Tito Mboweni

JOHANNESBURG - Finance Minister Tito Mboweni cut the forecast for growth in the South African economy by 1% and said the expected growth was 0.5% instead of 1.5%.

Mboweni was delivering his Medium Term Budget Policy Statement in Parliament on Wednesday. 

Mboweni said in his speech: "In the first quarter of this year, the South African economy contracted by a revised 3.1 per cent on a seasonally adjusted and annualised basis. As the energy constraint lifted, growth rebounded to 3.1 per cent in the second quarter. These two quarters cancelled each other out, and this year growth has been flat. There are some signs that investment spending is strengthening."

Mboweni stated that in the second quarter, growth in gross fixed capital formation rebounded to 6.1 per cent. Mining grew by 14.4 per cent. In real terms, credit growth has been positive since late 2018. 

Private sector credit extension rose 6.2 per cent in September. Home loans grew 5 percent year‐on‐year, the fastest rate in some time. But corporate credit extension has softened. 

The finance minister cut the forecast for growth by 1%, saying that although it was expected that the economy would grow by 1.5%, government is now expecting the economy to grow by just 0.5%. 

"In September, headline consumer price inflation was 4.1 per cent. Lower inflation is good for everyone, particularly for the poor and the working class.   In short, it is a mixed picture with some positive signs.   It is our job to chart a course that is strategic, sober, careful and inclusive. The economy is now forecast to grow at 0.5 per cent in 2019 compared to the 1.5 per cent expected in February. Growth is projected to slowly rise to 1.7 per cent in 2022, supported by household consumption and private‐sector investment," Mboweni said. 

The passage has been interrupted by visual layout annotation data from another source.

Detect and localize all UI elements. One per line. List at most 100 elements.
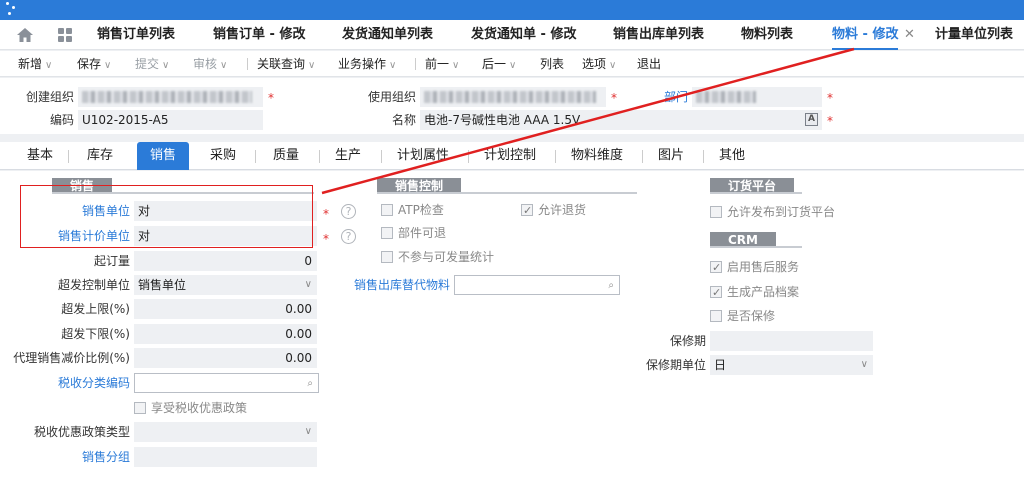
gen-archive-checkbox[interactable]: 生成产品档案 [710, 283, 799, 302]
create-org-label: 创建组织 [25, 90, 74, 104]
over-upper-label: 超发上限(%) [61, 302, 130, 316]
tab-material-edit[interactable]: 物料 - 修改 [832, 20, 899, 50]
chevron-down-icon: ∨ [304, 279, 312, 290]
save-button[interactable]: 保存 ∨ [77, 51, 111, 77]
over-upper-field[interactable]: 0.00 [134, 299, 317, 319]
min-order-field[interactable]: 0 [134, 251, 317, 271]
min-order-label: 起订量 [93, 254, 130, 268]
related-query-button[interactable]: 关联查询 ∨ [257, 51, 315, 77]
tab-quality[interactable]: 质量 [260, 142, 312, 170]
home-icon[interactable] [16, 27, 34, 43]
checkbox-box [710, 310, 722, 322]
toolbar-divider [247, 58, 248, 70]
help-icon[interactable]: ? [341, 229, 356, 244]
exit-button[interactable]: 退出 [637, 51, 661, 77]
warranty-checkbox[interactable]: 是否保修 [710, 307, 775, 325]
warranty-unit-label: 保修期单位 [645, 358, 706, 372]
warranty-unit-select[interactable]: 日 ∨ [710, 355, 873, 375]
part-return-checkbox[interactable]: 部件可退 [381, 224, 446, 242]
tab-divider [68, 150, 69, 163]
required-mark: * [268, 91, 274, 105]
substitute-label[interactable]: 销售出库替代物料 [340, 275, 450, 295]
tab-delivery-notice-list[interactable]: 发货通知单列表 [342, 20, 433, 50]
checkbox-box [710, 284, 722, 302]
help-icon[interactable]: ? [341, 204, 356, 219]
multilanguage-icon[interactable]: A [805, 113, 818, 126]
toolbar-divider [415, 58, 416, 70]
submit-button[interactable]: 提交 ∨ [135, 51, 169, 77]
agent-ratio-label: 代理销售减价比例(%) [13, 351, 130, 365]
warranty-period-field[interactable] [710, 331, 873, 351]
dept-field[interactable] [692, 87, 822, 107]
page-tabs-bar: 销售订单列表 销售订单 - 修改 发货通知单列表 发货通知单 - 修改 销售出库… [0, 20, 1024, 50]
dept-label[interactable]: 部门 [640, 87, 688, 107]
code-field[interactable]: U102-2015-A5 [78, 110, 263, 130]
after-sale-checkbox[interactable]: 启用售后服务 [710, 258, 799, 277]
required-mark: * [827, 114, 833, 128]
price-unit-field[interactable]: 对 [134, 226, 317, 246]
required-mark: * [827, 91, 833, 105]
allow-return-checkbox[interactable]: 允许退货 [521, 201, 586, 220]
name-field[interactable]: 电池-7号碱性电池 AAA 1.5V A [420, 110, 822, 130]
tax-code-label[interactable]: 税收分类编码 [20, 373, 130, 393]
sale-group-field[interactable] [134, 447, 317, 467]
search-icon[interactable]: ⌕ [608, 276, 614, 294]
tax-policy-label: 税收优惠政策类型 [33, 425, 130, 439]
required-mark: * [323, 207, 329, 221]
app-grid-icon[interactable] [56, 27, 74, 43]
over-ctrl-select[interactable]: 销售单位 ∨ [134, 275, 317, 295]
tab-divider [381, 150, 382, 163]
no-stat-checkbox[interactable]: 不参与可发量统计 [381, 248, 494, 266]
tax-pref-checkbox[interactable]: 享受税收优惠政策 [134, 399, 247, 417]
next-button[interactable]: 后一 ∨ [482, 51, 516, 77]
tab-inventory[interactable]: 库存 [74, 142, 126, 170]
tab-sales[interactable]: 销售 [137, 142, 189, 170]
allow-publish-checkbox[interactable]: 允许发布到订货平台 [710, 203, 835, 221]
tab-delivery-notice-edit[interactable]: 发货通知单 - 修改 [471, 20, 576, 50]
options-button[interactable]: 选项 ∨ [582, 51, 616, 77]
tab-sales-order-edit[interactable]: 销售订单 - 修改 [213, 20, 305, 50]
tab-basic[interactable]: 基本 [14, 142, 66, 170]
tab-sales-order-list[interactable]: 销售订单列表 [97, 20, 175, 50]
prev-button[interactable]: 前一 ∨ [425, 51, 459, 77]
agent-ratio-field[interactable]: 0.00 [134, 348, 317, 368]
create-org-field[interactable] [78, 87, 263, 107]
tab-close-icon[interactable]: ✕ [904, 20, 915, 50]
checkbox-box [710, 259, 722, 277]
atp-checkbox[interactable]: ATP检查 [381, 201, 444, 219]
material-header: 创建组织 * 使用组织 * 部门 * 编码 U102-2015-A5 名称 电池… [0, 78, 1024, 134]
audit-button[interactable]: 审核 ∨ [193, 51, 227, 77]
tab-sales-outbound-list[interactable]: 销售出库单列表 [613, 20, 704, 50]
tab-material-dimension[interactable]: 物料维度 [558, 142, 636, 170]
tab-image[interactable]: 图片 [645, 142, 697, 170]
tab-planning-attr[interactable]: 计划属性 [384, 142, 462, 170]
tab-planning-ctrl[interactable]: 计划控制 [471, 142, 549, 170]
new-button[interactable]: 新增 ∨ [18, 51, 52, 77]
form-tabs: 基本 库存 销售 采购 质量 生产 计划属性 计划控制 物料维度 图片 其他 [0, 142, 1024, 170]
use-org-field[interactable] [420, 87, 606, 107]
over-lower-field[interactable]: 0.00 [134, 324, 317, 344]
tax-code-input[interactable]: ⌕ [134, 373, 319, 393]
tab-unit-list[interactable]: 计量单位列表 [935, 20, 1013, 50]
business-ops-button[interactable]: 业务操作 ∨ [338, 51, 396, 77]
tab-material-list[interactable]: 物料列表 [741, 20, 793, 50]
tab-other[interactable]: 其他 [706, 142, 758, 170]
sale-unit-label[interactable]: 销售单位 [20, 201, 130, 221]
sale-group-label[interactable]: 销售分组 [20, 447, 130, 467]
search-icon[interactable]: ⌕ [307, 374, 313, 392]
checkbox-box [381, 227, 393, 239]
tab-purchase[interactable]: 采购 [197, 142, 249, 170]
tab-production[interactable]: 生产 [322, 142, 374, 170]
tab-divider [319, 150, 320, 163]
sale-unit-field[interactable]: 对 [134, 201, 317, 221]
list-button[interactable]: 列表 [540, 51, 564, 77]
group-divider [377, 192, 637, 194]
chevron-down-icon: ∨ [162, 60, 170, 71]
chevron-down-icon: ∨ [104, 60, 112, 71]
tab-divider [468, 150, 469, 163]
tax-policy-select[interactable]: ∨ [134, 422, 317, 442]
redacted-text [82, 91, 252, 103]
price-unit-label[interactable]: 销售计价单位 [20, 226, 130, 246]
chevron-down-icon: ∨ [609, 60, 617, 71]
substitute-input[interactable]: ⌕ [454, 275, 620, 295]
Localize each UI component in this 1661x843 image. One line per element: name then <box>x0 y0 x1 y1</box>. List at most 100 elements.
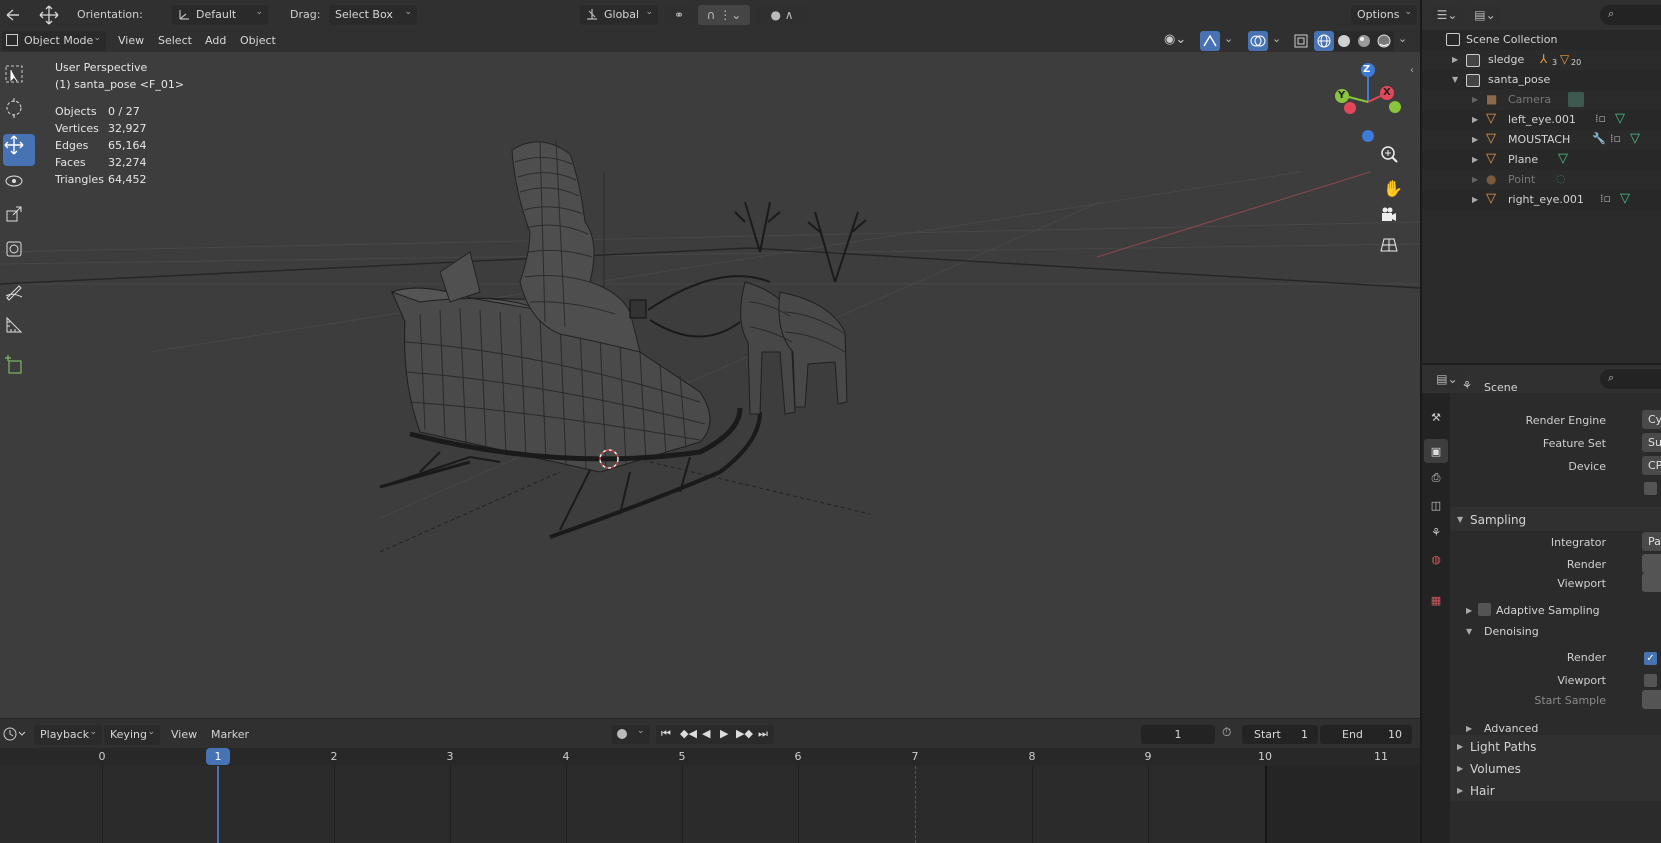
expand-arrow-icon[interactable]: ▶ <box>1472 195 1478 204</box>
keying-menu[interactable]: Keying ⌄ <box>104 725 160 745</box>
display-mode-button[interactable]: ▤⌄ <box>1470 5 1500 25</box>
outliner-row-camera[interactable]: ▶ ■ Camera <box>1422 90 1661 110</box>
xray-toggle-button[interactable] <box>1292 32 1310 50</box>
integrator-dropdown[interactable]: Pat <box>1642 532 1661 551</box>
start-frame-field[interactable]: Start 1 <box>1242 725 1318 744</box>
jump-start-icon[interactable]: ⏮ <box>661 727 671 741</box>
advanced-label[interactable]: Advanced <box>1484 722 1538 735</box>
measure-tool[interactable] <box>3 314 35 346</box>
proportional-edit-button[interactable]: ● ∧ <box>756 5 808 25</box>
expand-arrow-icon[interactable]: ▶ <box>1452 55 1458 64</box>
adaptive-sampling-checkbox[interactable] <box>1478 603 1491 616</box>
menu-object[interactable]: Object <box>240 34 276 47</box>
render-tab[interactable]: ▣ <box>1424 439 1448 463</box>
expand-arrow-icon[interactable]: ▶ <box>1472 115 1478 124</box>
transform-tool[interactable] <box>3 238 35 270</box>
output-tab[interactable]: ⎙ <box>1424 466 1448 490</box>
pan-button[interactable]: ✋ <box>1380 175 1406 201</box>
material-shading-button[interactable] <box>1354 31 1374 51</box>
properties-search-input[interactable]: ⌕ <box>1600 369 1661 389</box>
move-tool[interactable] <box>3 134 35 166</box>
transform-orientation-dropdown[interactable]: Global ⌄ <box>580 5 658 25</box>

On the continent as a whole, Mboweni said, "The African continent has a young, growing, entrepreneurial population. Sub‐Saharan Africa is expected to grow by 3.6 per cent next year, the second‐fastest growing region after Asia excluding Japan."

"In Ghana, after extremely difficult structural reforms, growth is expected to be 7.5 per cent this year and 5.6 per cent next year. Ethiopia will grow by over 7 per cent. They clearly have new shoes. Why don’t we?"